Patience is a virtue for Nio investors and they probably are shocked to see new all time lows with it trading below its initial day of public life. But that is the price we pay when we bet on speculation. I don’t mean that it’s punishment, these are the ups and downs that go hand in hand with betting on the next new thing: e-cars.

Last year, NIO probably stole bids from TSLA when headlines broke out about the Saudi Arabia Fund being interested in NIO. This was the direct result of the infamous Elon Musk tweet of funding secured.


Clearly Nio stock had its moments, as it came out of the gate like a race horse. But it quickly faded, and within a month it had broken below $6 per share. It did put in great efforts to regain momentum, but the breakout from $8 per share failed in December. This perhaps was bad timing, as the whole stock market was in a sharp correction at the time.

Nevertheless, NIO fell back into prior support. The TV bit gave it another shot in the arm to try for the breakout, and this one went farther. Unfortunately for the bulls, investors hated the March earnings report. The stock fell off a cliff, and here it is sitting on new all time lows.

Technically, there is little to discern from the chart with regards to support since this is literally off the charts. But going long here can be justified for two groups.

First, investors who believe in the global adoption of the e-car movement. They buy NIO here and assume that it will be one of the winners for the very long term. Or second, traders who are looking to profit shorter term from a miraculous bounce to prior levels. These tactical trades are tricky since there are few downside clues.
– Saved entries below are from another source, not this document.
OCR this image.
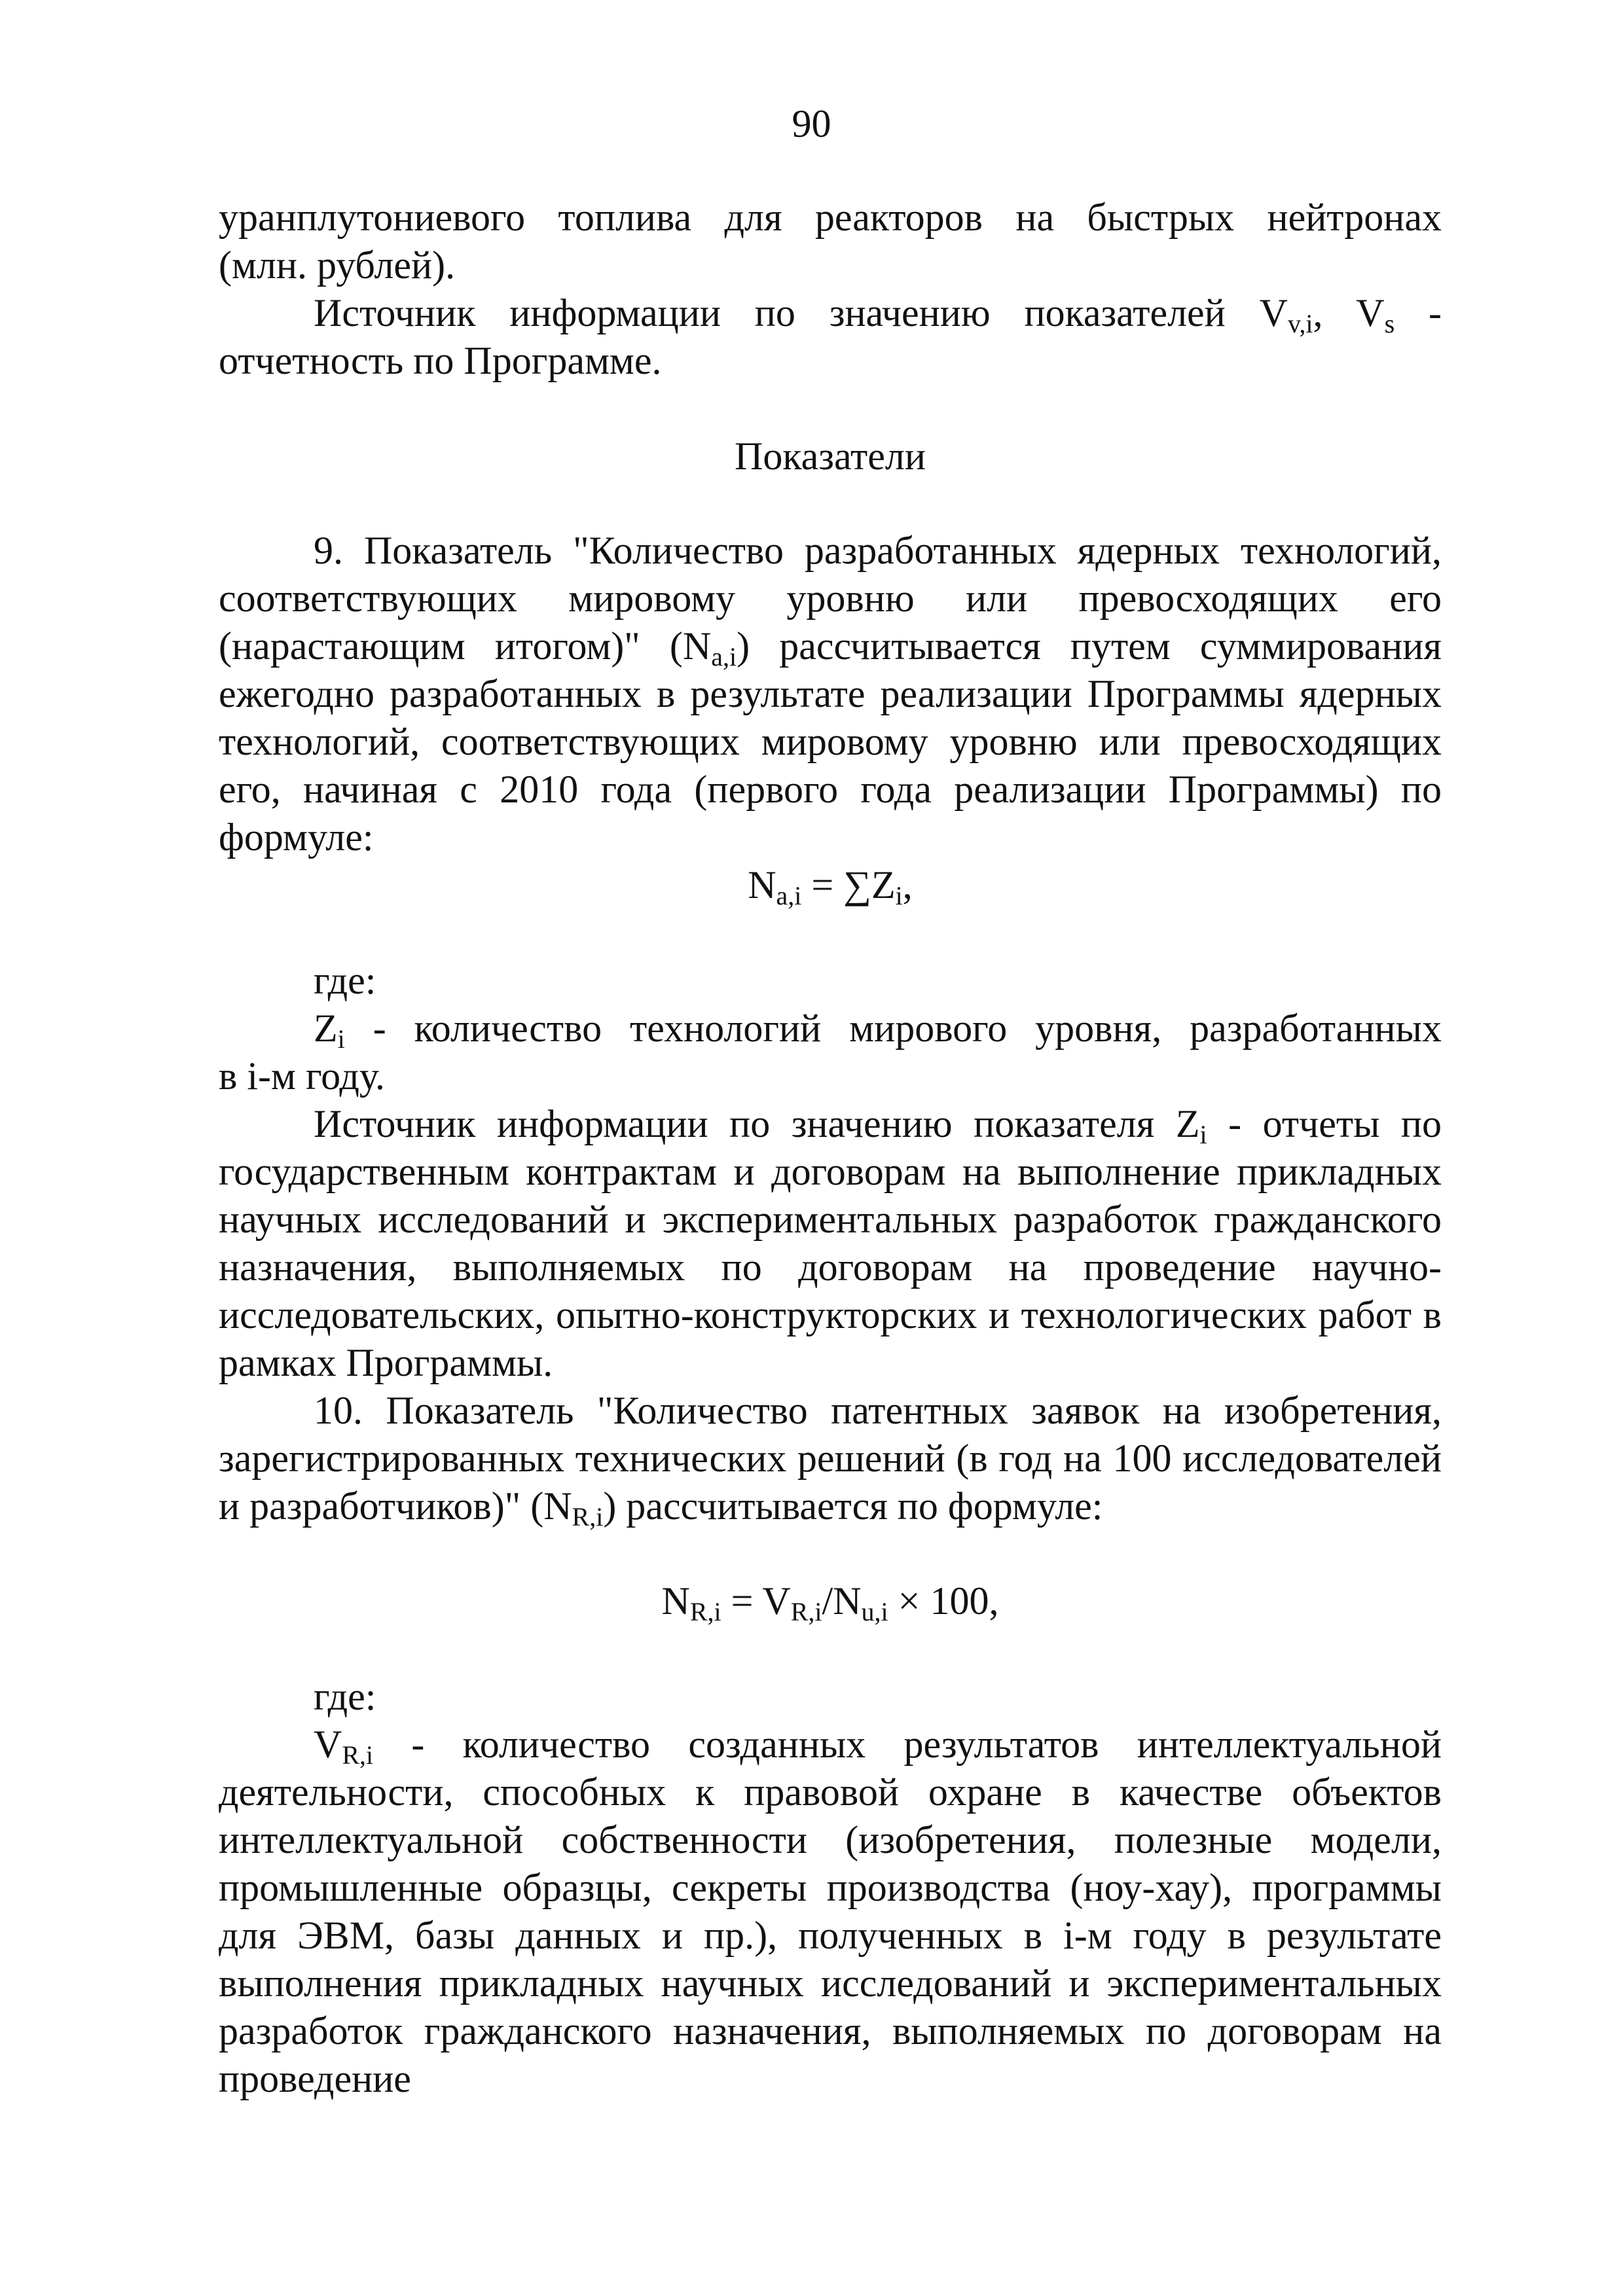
90
уранплутониевого топлива для реакторов на быстрых нейтронах
(млн. рублей).

Источник информации по значению показателей $V_{v,i}$, $V_s$ - отчетность по Программе.

Показатели

9. Показатель "Количество разработанных ядерных технологий, соответствующих мировому уровню или превосходящих его (нарастающим итогом)" $(N_{a,i})$ рассчитывается путем суммирования ежегодно разработанных в результате реализации Программы ядерных технологий, соответствующих мировому уровню или превосходящих его, начиная с 2010 года (первого года реализации Программы) по формуле:

$N_{a,i} = \sum Z_i$,
где:
$Z_i$ - количество технологий мирового уровня, разработанных
в i-м году.

Источник информации по значению показателя $Z_i$ - отчеты по государственным контрактам и договорам на выполнение прикладных научных исследований и экспериментальных разработок гражданского назначения, выполняемых по договорам на проведение научно-исследовательских, опытно-конструкторских и технологических работ в рамках Программы.

10. Показатель "Количество патентных заявок на изобретения, зарегистрированных технических решений (в год на 100 исследователей и разработчиков)" $(N_{R,i})$ рассчитывается по формуле:

$N_{R,i} = V_{R,i}/N_{u,i} \times 100$,
где:
$V_{R,i}$ - количество созданных результатов интеллектуальной

деятельности, способных к правовой охране в качестве объектов интеллектуальной собственности (изобретения, полезные модели, промышленные образцы, секреты производства (ноу-хау), программы для ЭВМ, базы данных и пр.), полученных в i-м году в результате выполнения прикладных научных исследований и экспериментальных разработок гражданского назначения, выполняемых по договорам на проведение
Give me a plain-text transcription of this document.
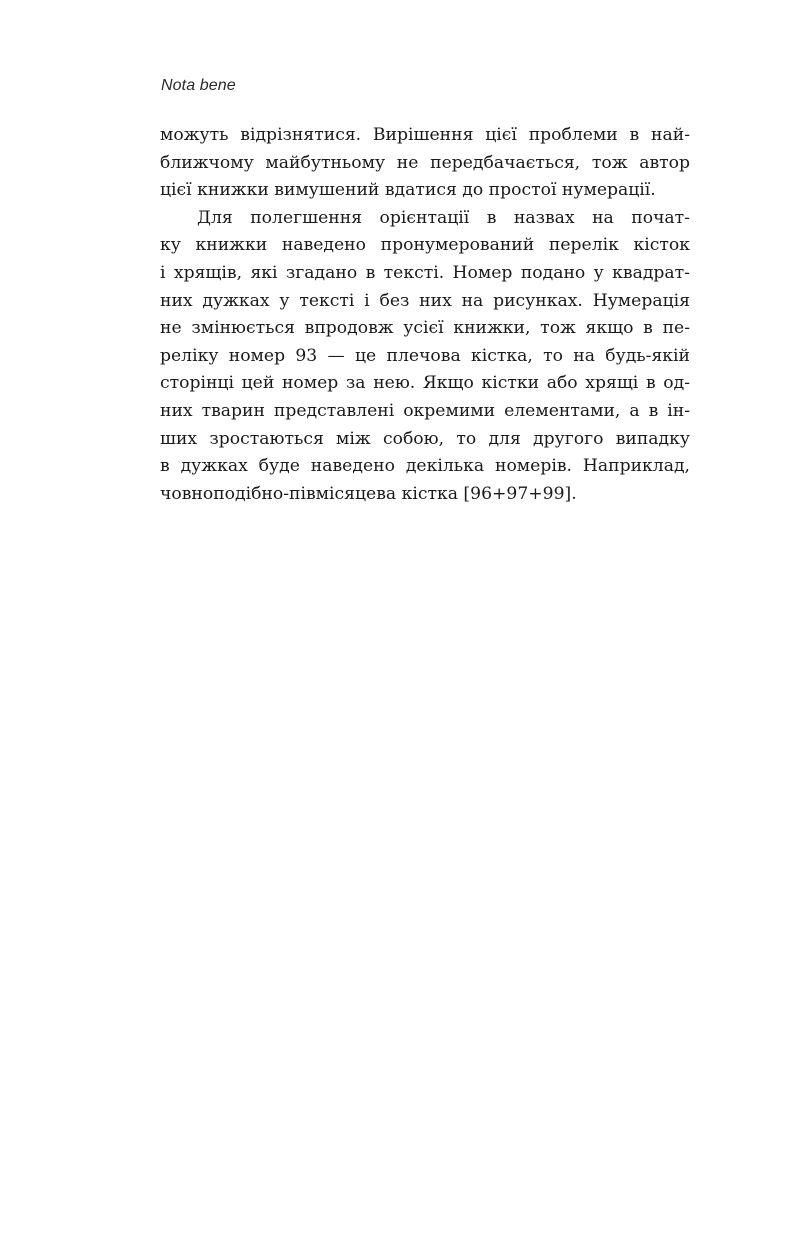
Nota bene
можуть відрізнятися. Вирішення цієї проблеми в най-
ближчому майбутньому не передбачається, тож автор
цієї книжки вимушений вдатися до простої нумерації.
Для полегшення орієнтації в назвах на почат-
ку книжки наведено пронумерований перелік кісток
і хрящів, які згадано в тексті. Номер подано у квадрат-
них дужках у тексті і без них на рисунках. Нумерація
не змінюється впродовж усієї книжки, тож якщо в пе-
реліку номер 93 — це плечова кістка, то на будь-якій
сторінці цей номер за нею. Якщо кістки або хрящі в од-
них тварин представлені окремими елементами, а в ін-
ших зростаються між собою, то для другого випадку
в дужках буде наведено декілька номерів. Наприклад,
човноподібно-півмісяцева кістка [96+97+99].
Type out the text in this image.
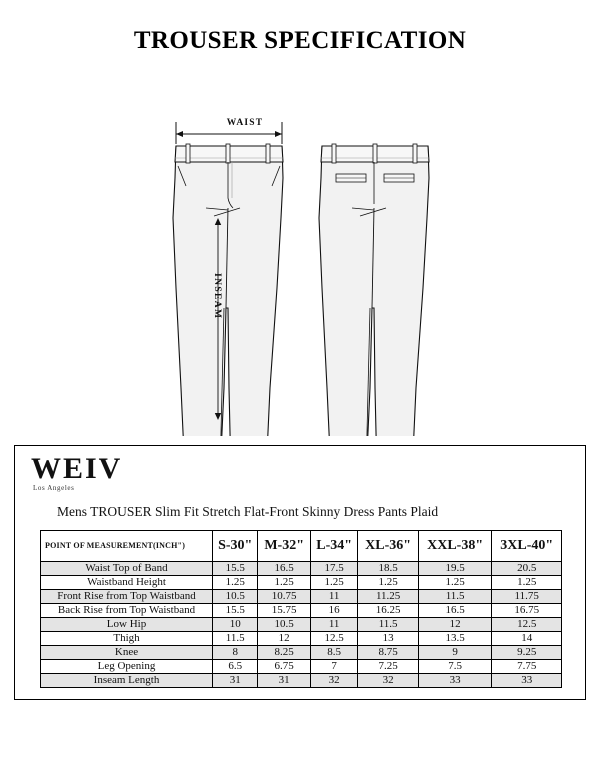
TROUSER SPECIFICATION
WAIST
INSEAM
WEIV
Los Angeles
Mens TROUSER Slim Fit Stretch Flat-Front Skinny Dress Pants Plaid
POINT OF MEASUREMENT(INCH")	S-30"	M-32"	L-34"	XL-36"	XXL-38"	3XL-40"
Waist Top of Band	15.5	16.5	17.5	18.5	19.5	20.5
Waistband Height	1.25	1.25	1.25	1.25	1.25	1.25
Front Rise from Top Waistband	10.5	10.75	11	11.25	11.5	11.75
Back Rise from Top Waistband	15.5	15.75	16	16.25	16.5	16.75
Low Hip	10	10.5	11	11.5	12	12.5
Thigh	11.5	12	12.5	13	13.5	14
Knee	8	8.25	8.5	8.75	9	9.25
Leg Opening	6.5	6.75	7	7.25	7.5	7.75
Inseam Length	31	31	32	32	33	33
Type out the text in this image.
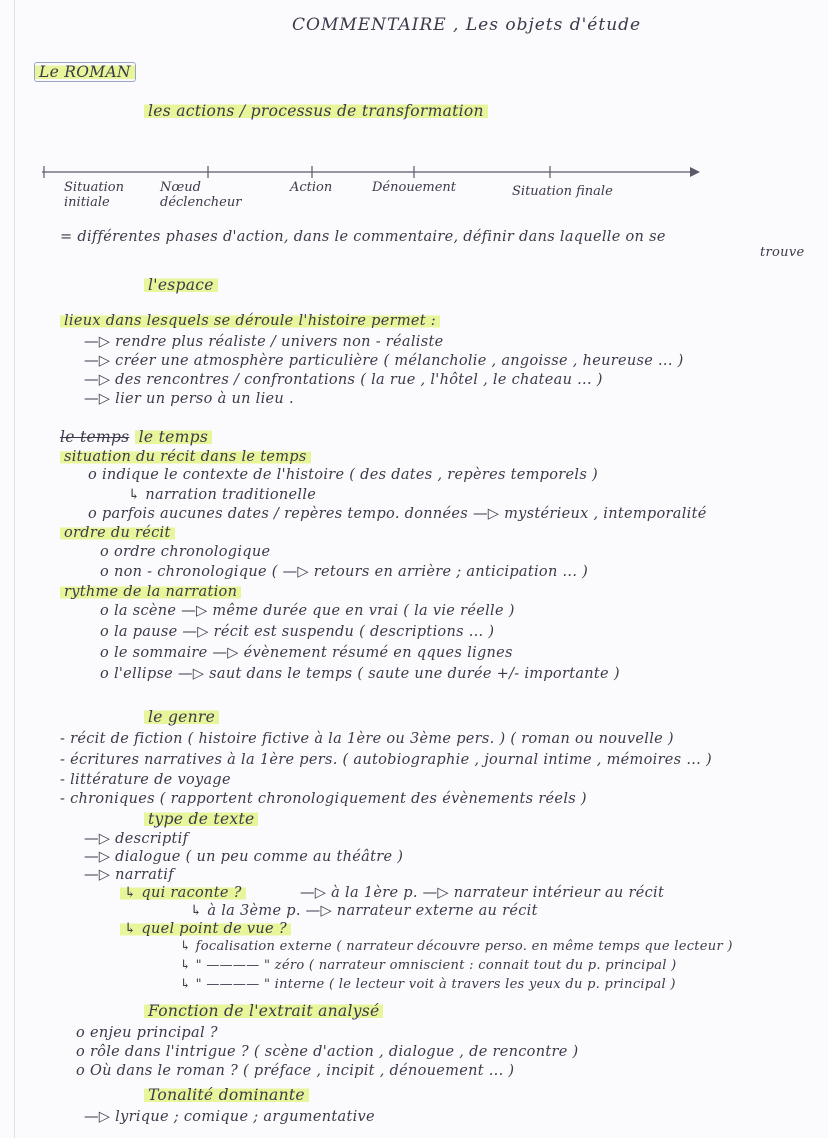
COMMENTAIRE , Les objets d'étude
Le ROMAN
les actions / processus de transformation
Situation initiale
Nœud déclencheur
Action	Dénouement	Situation finale
= différentes phases d'action, dans le commentaire, définir dans laquelle on se
trouve
l'espace
lieux dans lesquels se déroule l'histoire permet :
—▷ rendre plus réaliste / univers non - réaliste
—▷ créer une atmosphère particulière ( mélancholie , angoisse , heureuse ... )
—▷ des rencontres / confrontations ( la rue , l'hôtel , le chateau ... )
—▷ lier un perso à un lieu .
le temps le temps
situation du récit dans le temps
o indique le contexte de l'histoire ( des dates , repères temporels )
↳ narration traditionelle
o parfois aucunes dates / repères tempo. données —▷ mystérieux , intemporalité
ordre du récit
o ordre chronologique
o non - chronologique ( —▷ retours en arrière ; anticipation ... )
rythme de la narration
o la scène —▷ même durée que en vrai ( la vie réelle )
o la pause —▷ récit est suspendu ( descriptions ... )
o le sommaire —▷ évènement résumé en qques lignes
o l'ellipse —▷ saut dans le temps ( saute une durée +/- importante )
le genre
- récit de fiction ( histoire fictive à la 1ère ou 3ème pers. ) ( roman ou nouvelle )
- écritures narratives à la 1ère pers. ( autobiographie , journal intime , mémoires ... )
- littérature de voyage
- chroniques ( rapportent chronologiquement des évènements réels )
type de texte
—▷ descriptif
—▷ dialogue ( un peu comme au théâtre )
—▷ narratif
↳ qui raconte ?	—▷ à la 1ère p. —▷ narrateur intérieur au récit
↳ à la 3ème p. —▷ narrateur externe au récit
↳ quel point de vue ?
↳ focalisation externe ( narrateur découvre perso. en même temps que lecteur )
↳ " ———— " zéro ( narrateur omniscient : connait tout du p. principal )
↳ " ———— " interne ( le lecteur voit à travers les yeux du p. principal )
Fonction de l'extrait analysé
o enjeu principal ?
o rôle dans l'intrigue ? ( scène d'action , dialogue , de rencontre )
o Où dans le roman ? ( préface , incipit , dénouement ... )
Tonalité dominante
—▷ lyrique ; comique ; argumentative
They can easily turn a trade into an investment without proper management.

Assuming the stock will start rising again, there will be resistance at $4.40, $4.55, $4.70. There are many other resistance line above those but it’s only fair to let the bulls prove themselves capable of recovering the $5 line first before looking at higher levels for now.

In summary, Nio has the opportunity to be a winner of the electric car movement for the long term. But this thesis will require patience and intestinal fortitude to see red before green — pun intended. As for the tactical trade, there are better tickers for that.

Nicolas Chahine is the managing director of SellSpreads.com. As of this writing, he did not hold a position in any of the aforementioned securities. You can follow him as @racernic on Twitter and Stocktwits.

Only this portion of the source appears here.